In 1896, Munster released Ghostly Tales, a collection of stories "written in a manner similar to accounts of true hauntings". Lady's Realm considered her stories to be based on fact. A positive review of Ghostly Tales was published in the Saturday Review in 1897, in which the stories were described as "entertaining and dramatic", but it was noted that not all were based on supernatural events. Hugh Lamb included the Countess's "surprisingly grim" story "The Tyburn Ghost" in his 1979 edited volume Tales from a Gas-Lit Graveyard. He wrote at the time that Lady Munster's works had been "completely overlooked by bibliophiles and anthologists since her death". Lamb deemed this regrettable, as he considered Ghostly Tales "possibly her best work" and one of the "truly representative collections of Victorian ghost stories". Lamb also included another of her stories, "The Page-Boy's Ghost", in a 1988 anthology. However, modern author and editor Douglas A. Anderson has called the Countess's stories "standard, melodramatic fare", which are "perfectly forgettable".

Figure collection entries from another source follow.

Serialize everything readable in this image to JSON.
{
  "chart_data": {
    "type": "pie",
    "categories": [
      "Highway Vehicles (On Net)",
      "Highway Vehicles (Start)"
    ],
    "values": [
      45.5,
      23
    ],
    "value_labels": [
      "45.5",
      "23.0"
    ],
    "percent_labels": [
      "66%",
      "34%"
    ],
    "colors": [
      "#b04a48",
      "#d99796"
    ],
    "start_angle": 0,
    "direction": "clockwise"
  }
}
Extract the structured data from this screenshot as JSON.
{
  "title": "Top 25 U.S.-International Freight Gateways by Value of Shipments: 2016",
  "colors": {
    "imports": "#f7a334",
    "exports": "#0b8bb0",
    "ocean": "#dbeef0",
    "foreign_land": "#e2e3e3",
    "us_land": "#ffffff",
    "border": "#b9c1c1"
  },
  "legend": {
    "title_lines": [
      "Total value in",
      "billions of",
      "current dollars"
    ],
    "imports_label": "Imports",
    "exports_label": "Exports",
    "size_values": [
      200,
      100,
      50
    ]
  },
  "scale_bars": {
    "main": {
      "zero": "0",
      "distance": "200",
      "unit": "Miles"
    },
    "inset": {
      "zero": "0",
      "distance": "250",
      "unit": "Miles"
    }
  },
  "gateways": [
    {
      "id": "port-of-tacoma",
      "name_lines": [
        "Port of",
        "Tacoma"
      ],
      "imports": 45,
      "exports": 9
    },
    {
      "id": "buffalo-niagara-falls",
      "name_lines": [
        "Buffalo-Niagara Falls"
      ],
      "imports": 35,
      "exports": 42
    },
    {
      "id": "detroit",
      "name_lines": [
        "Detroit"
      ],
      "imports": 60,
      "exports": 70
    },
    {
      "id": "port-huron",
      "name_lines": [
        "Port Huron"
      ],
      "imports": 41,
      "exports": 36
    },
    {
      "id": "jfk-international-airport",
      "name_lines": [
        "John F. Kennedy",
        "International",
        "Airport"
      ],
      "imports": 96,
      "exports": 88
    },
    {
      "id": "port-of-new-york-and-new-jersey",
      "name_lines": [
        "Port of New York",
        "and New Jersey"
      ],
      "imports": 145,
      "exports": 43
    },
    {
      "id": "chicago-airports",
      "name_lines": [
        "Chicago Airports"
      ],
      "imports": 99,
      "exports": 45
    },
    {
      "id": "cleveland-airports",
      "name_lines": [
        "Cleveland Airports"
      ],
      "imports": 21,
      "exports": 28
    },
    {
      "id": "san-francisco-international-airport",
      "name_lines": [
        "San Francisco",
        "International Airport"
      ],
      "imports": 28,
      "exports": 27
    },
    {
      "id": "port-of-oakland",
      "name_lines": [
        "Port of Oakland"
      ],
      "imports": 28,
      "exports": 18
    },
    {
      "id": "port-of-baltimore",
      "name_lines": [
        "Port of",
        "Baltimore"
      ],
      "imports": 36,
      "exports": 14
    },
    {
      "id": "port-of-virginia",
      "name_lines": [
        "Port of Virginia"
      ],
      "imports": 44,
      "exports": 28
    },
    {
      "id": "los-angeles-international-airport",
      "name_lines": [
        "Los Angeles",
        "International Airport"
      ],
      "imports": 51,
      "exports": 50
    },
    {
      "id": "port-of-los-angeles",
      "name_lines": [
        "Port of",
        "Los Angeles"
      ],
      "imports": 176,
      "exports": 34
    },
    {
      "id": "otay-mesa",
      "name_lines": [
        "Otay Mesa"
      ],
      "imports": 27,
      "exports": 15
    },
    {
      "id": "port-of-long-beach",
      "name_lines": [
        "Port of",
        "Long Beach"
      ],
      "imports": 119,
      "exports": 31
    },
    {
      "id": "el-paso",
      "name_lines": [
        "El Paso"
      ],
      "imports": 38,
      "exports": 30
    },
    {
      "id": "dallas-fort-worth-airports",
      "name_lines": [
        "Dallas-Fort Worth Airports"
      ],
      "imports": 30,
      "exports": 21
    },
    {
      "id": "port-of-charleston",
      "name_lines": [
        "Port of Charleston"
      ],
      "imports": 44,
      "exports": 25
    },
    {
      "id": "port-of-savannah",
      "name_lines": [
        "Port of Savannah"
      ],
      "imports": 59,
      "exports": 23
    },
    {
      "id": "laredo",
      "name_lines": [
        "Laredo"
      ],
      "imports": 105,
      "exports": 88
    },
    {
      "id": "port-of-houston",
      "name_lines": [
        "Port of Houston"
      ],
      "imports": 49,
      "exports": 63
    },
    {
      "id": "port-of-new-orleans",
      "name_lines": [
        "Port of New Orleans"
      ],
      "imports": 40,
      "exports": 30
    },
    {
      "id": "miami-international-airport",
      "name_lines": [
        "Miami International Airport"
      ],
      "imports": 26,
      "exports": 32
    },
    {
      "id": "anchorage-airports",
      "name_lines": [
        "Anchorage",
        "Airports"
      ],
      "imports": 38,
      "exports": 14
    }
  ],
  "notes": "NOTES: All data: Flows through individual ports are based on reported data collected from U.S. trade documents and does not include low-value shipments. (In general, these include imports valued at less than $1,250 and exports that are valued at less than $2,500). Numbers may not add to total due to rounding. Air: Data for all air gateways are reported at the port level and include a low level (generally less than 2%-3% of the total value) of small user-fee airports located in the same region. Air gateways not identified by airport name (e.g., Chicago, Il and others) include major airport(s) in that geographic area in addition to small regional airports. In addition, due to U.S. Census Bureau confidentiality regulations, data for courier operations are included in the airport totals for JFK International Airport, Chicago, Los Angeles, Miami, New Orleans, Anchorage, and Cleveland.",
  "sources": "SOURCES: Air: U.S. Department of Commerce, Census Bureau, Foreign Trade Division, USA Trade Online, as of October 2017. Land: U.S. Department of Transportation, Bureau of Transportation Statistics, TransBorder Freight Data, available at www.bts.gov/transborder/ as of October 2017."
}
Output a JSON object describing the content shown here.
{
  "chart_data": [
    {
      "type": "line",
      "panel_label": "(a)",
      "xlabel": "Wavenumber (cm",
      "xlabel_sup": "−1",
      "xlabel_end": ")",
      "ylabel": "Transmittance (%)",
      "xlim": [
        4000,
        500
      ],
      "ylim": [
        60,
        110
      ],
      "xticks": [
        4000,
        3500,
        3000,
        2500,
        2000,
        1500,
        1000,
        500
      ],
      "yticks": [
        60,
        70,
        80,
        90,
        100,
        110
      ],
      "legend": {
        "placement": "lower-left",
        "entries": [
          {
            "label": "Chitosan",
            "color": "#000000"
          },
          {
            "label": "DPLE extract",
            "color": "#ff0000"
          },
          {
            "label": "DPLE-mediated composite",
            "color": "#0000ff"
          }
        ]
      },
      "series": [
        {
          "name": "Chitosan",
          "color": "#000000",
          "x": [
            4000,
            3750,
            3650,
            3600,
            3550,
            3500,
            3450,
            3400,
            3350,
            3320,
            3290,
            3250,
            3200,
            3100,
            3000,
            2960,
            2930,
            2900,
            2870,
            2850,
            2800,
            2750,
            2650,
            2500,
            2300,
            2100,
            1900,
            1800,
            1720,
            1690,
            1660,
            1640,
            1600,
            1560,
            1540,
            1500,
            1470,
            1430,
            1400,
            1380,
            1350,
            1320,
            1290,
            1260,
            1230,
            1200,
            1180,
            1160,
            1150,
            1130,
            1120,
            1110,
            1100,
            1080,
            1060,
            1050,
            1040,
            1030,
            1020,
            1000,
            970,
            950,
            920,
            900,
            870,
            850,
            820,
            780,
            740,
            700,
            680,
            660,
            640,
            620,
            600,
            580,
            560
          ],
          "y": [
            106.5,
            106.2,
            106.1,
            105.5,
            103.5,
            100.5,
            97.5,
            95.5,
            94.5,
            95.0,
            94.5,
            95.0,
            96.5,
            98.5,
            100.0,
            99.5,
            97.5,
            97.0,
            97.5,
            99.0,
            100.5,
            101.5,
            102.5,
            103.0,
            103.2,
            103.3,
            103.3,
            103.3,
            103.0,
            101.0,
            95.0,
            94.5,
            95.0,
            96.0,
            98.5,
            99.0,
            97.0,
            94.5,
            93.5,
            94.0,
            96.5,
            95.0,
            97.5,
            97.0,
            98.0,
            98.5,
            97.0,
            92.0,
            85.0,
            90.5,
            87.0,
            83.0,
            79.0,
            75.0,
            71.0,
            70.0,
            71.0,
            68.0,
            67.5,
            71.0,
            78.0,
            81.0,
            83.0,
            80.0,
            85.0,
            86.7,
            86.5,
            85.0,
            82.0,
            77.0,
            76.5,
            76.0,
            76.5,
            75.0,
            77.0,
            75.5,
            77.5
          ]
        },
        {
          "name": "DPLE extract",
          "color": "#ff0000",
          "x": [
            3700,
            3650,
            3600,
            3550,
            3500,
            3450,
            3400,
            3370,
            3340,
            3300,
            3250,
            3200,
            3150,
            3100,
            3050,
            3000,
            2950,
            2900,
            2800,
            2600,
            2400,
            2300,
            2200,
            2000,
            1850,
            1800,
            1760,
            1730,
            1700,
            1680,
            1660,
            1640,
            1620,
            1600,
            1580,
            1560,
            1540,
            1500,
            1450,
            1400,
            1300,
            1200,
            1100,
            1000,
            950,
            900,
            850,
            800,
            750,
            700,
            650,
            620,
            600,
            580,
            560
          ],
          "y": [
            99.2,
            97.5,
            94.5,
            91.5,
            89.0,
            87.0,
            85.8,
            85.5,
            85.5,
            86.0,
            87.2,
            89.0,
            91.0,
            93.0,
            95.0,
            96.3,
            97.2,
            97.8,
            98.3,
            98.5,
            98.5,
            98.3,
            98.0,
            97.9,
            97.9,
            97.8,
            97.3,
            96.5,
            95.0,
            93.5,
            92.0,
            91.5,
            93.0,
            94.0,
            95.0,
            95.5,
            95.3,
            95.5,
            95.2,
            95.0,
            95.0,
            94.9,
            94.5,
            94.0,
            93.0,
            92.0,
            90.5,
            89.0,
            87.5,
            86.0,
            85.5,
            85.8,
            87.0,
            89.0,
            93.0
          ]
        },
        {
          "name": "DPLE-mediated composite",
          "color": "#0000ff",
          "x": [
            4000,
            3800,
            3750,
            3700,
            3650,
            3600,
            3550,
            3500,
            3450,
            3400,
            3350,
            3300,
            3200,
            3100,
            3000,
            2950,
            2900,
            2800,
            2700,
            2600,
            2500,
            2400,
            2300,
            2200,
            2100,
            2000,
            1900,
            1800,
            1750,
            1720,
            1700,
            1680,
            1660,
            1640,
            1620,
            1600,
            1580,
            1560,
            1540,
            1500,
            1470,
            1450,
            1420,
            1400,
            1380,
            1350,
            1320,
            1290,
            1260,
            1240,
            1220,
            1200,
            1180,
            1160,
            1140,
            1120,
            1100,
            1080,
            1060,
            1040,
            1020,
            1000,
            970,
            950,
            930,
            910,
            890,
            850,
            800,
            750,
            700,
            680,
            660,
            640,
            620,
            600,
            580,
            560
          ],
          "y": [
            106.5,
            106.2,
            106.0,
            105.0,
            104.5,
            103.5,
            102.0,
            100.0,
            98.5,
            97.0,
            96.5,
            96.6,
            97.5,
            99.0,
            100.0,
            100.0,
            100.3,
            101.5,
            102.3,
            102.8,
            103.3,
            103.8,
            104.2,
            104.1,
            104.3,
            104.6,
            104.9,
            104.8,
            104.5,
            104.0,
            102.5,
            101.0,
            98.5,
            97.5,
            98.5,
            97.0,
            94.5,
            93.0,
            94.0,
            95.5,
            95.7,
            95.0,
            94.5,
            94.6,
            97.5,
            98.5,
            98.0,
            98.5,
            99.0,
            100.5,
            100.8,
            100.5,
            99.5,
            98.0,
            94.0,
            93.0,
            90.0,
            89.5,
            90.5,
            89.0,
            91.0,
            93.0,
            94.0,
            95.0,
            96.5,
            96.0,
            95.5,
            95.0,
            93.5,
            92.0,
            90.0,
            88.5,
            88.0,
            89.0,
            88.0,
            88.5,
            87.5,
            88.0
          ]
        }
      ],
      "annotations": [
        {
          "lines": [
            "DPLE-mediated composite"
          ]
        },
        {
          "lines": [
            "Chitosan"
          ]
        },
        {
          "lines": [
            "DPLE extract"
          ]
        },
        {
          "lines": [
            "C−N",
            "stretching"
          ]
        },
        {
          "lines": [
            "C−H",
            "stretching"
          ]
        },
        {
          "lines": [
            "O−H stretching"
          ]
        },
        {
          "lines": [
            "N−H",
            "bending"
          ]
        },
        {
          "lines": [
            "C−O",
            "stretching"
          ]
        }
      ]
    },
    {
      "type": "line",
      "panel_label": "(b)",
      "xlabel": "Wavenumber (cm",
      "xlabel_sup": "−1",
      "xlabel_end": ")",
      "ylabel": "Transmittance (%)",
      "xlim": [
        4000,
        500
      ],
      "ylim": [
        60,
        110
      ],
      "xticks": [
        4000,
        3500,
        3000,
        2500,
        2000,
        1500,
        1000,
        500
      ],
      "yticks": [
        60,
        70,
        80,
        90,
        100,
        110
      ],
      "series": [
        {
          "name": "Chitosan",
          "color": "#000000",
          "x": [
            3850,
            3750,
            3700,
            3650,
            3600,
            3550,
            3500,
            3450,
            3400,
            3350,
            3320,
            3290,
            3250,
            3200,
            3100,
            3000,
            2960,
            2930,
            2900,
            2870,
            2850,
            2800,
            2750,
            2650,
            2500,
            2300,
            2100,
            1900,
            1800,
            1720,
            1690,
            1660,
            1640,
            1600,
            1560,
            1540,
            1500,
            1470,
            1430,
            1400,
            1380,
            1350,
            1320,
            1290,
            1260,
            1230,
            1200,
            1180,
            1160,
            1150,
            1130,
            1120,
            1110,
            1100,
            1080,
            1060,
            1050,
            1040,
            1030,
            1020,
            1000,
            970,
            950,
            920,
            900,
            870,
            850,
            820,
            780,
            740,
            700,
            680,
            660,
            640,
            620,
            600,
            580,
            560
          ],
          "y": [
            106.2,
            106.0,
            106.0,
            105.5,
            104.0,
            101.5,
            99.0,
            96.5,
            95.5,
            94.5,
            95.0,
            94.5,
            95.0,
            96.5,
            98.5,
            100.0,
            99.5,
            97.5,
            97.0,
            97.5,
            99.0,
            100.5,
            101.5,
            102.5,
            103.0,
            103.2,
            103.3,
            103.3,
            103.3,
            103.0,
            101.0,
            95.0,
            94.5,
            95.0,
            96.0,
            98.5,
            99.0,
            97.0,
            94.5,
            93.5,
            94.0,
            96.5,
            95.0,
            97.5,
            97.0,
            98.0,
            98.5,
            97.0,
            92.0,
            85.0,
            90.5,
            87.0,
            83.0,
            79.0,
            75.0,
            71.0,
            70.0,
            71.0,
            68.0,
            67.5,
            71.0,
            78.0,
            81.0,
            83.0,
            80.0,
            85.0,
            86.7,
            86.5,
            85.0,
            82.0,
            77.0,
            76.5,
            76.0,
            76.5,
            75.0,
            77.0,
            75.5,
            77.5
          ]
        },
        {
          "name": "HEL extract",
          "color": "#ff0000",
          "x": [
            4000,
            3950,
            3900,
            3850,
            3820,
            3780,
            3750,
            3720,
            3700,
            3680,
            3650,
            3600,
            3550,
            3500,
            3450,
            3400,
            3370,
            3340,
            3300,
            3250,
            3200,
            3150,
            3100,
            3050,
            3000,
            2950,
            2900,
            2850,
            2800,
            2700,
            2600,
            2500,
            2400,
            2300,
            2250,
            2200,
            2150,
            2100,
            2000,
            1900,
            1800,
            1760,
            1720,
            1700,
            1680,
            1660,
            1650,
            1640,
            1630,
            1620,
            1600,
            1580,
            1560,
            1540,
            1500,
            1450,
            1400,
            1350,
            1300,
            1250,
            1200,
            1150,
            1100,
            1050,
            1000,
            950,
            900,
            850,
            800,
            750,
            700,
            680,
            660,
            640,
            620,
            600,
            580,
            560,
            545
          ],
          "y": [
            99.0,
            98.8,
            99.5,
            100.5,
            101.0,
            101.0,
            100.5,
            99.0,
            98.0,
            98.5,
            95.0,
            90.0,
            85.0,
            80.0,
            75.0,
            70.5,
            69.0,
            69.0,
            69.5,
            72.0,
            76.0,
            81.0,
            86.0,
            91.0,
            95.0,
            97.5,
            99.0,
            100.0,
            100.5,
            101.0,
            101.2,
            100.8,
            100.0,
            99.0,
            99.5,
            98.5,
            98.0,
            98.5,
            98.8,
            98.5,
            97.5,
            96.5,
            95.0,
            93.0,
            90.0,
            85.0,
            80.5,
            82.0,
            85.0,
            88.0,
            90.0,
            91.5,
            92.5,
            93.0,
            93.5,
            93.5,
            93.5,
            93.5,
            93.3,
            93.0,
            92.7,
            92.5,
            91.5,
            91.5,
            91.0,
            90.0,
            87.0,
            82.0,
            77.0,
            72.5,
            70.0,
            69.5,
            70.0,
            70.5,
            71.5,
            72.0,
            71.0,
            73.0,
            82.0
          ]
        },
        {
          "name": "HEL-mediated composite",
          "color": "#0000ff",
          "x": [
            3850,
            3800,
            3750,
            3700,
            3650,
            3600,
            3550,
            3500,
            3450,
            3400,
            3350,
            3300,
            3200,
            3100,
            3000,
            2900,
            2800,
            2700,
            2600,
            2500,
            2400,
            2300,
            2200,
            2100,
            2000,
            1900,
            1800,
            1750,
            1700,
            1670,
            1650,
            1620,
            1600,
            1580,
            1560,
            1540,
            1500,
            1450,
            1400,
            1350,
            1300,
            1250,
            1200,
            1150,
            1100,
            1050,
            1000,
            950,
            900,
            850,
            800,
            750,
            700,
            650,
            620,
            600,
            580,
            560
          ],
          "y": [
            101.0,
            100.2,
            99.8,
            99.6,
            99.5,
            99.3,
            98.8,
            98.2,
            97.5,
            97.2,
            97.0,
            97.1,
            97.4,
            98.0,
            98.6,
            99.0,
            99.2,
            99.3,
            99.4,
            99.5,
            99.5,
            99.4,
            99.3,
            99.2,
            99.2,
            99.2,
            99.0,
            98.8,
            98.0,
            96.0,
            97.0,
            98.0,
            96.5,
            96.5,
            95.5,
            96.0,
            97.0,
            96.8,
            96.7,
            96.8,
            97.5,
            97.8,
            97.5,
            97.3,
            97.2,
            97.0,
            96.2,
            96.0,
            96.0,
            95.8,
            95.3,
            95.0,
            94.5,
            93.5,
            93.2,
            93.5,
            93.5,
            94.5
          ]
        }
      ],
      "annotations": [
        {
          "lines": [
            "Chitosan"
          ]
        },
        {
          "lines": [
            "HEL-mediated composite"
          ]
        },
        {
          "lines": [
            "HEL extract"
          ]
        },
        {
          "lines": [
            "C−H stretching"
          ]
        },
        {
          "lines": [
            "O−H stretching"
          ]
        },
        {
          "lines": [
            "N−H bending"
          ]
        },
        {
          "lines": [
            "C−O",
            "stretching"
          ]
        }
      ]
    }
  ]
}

In 1904, Lady Munster produced an autobiography entitled My Memories and Miscellanies. In its foreword, she explained that "some valued friends" convinced her to write it, despite her reluctance, because her "long life" had witnessed "not a few interesting events". The book was called her "chief work" in The Manchester Guardian at the time of her death in 1906. The Countess wrote the entire book by memory, and expressed regret that she had given up her journal writing as a young girl after someone else improperly read it. The autobiography included several recounted sightings of the female ghost "Green Jean" at Wemyss Castle; Lady Munster claimed that several members of her family, including Millicent, saw the ghost while staying there.